Freedom to Pursue Enjoyment

American Flag with FireworksOn most holidays, I pass the day with a sickening feeling of self-pity and resentment. I feel like there is some magic picnic that every single person in the world has been invited to, but I was left off the list. They all have great, wonderful friends and huge families. Everyone loves each and everyone else. The food is phenomenal. There is music and singing. The weather is ideal. Games are played in which there is never a loser. But I was not invited.

It’s worse on holidays with no specific structure. At least on Thanksgiving I know the drill. Turkey, stuffing, mashed potatoes and pumpkin pie. I cook all day, so I don’t have time to think. The Fourth of July? I just don’t know what I am supposed to do. Crowds, fireworks, picnics? Not for me. The truth is that if I was invited to some Fourth of July outing, I wouldn’t go. I’d like to celebrate, but I don’t know how. So I wallow while I imagine others are cheering. Ironically, I am grateful to go back to work, because at least there I know what I am supposed to be doing.

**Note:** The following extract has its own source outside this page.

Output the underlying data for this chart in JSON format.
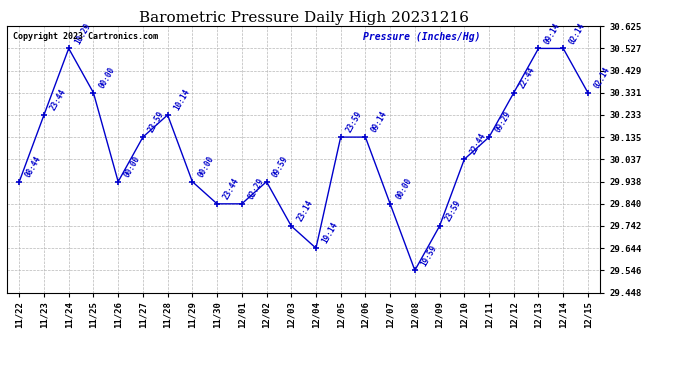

Could I be the only one who feels this way? Look and see the truth about what you tell yourself you are “supposed” to be doing, feeling and experiencing on a holiday.  What I hear from most of my clients and friends is that my experience is not uncommon. The resistance we have to life shows up on days when we are not so preoccupied with activity. (What a relief to just pay attention to fireworks for 60 minutes!)

When you do have the time, when you’re not preoccupied with activity, this is an opportunity to listen to the background noise of your mind. What are you telling yourself when you are not busy with work, commitments and chores? Or do you just keep yourself too busy to hear it at all?

I’m getting better at just allowing myself the freedom to enjoy. But it still feels dangerous to let down my guard. It feels like if I do allow enjoyment, it will just be taken away. So, I take it away from myself before anyone else can. That way, at least I am in control. For others, there is a feeling of not deserving or experiencing guilt, instead of allowing what is theirs to enjoy. Most of us experience at least some form of resistance to fun, pleasure, enjoyment and so on.

Sometimes we put on top of this resistance an exaggerated outward appearance of having pleasure, but if seen closely, the forcing is rather obvious. What happens if you let down your guard and allow yourself to see the wonders and simple pleasures that life has to offer? Automatically we judge, compare and come up short. Or worry that this moment won’t last and we had best prepare for disappointment.

There is a watching of others to see what it is they’ve got that we don’t, and we feel “less than” or shortchanged. This dualism, this comparing ourselves to others, is a slippery slope.

It is important to listen to the background noise. We cannot transform something we don’t know exists. Who wants to realize that the thoughts in the background are so disturbing? Not me. But my commitment to transformation is larger than any need to hide my darkest secrets.

I know that the stories my mind tells itself about what I should be doing, what others appear to be doing and so on, are a pack of lies. The freedom comes in telling the truth. Just writing this here, already I feel that something else is now available.

Transformation only comes after we tell ourselves the truth about our negative thoughts.  What are yours? I invite you to share them.

To the best of your ability, I hope you have a happy Fourth of July!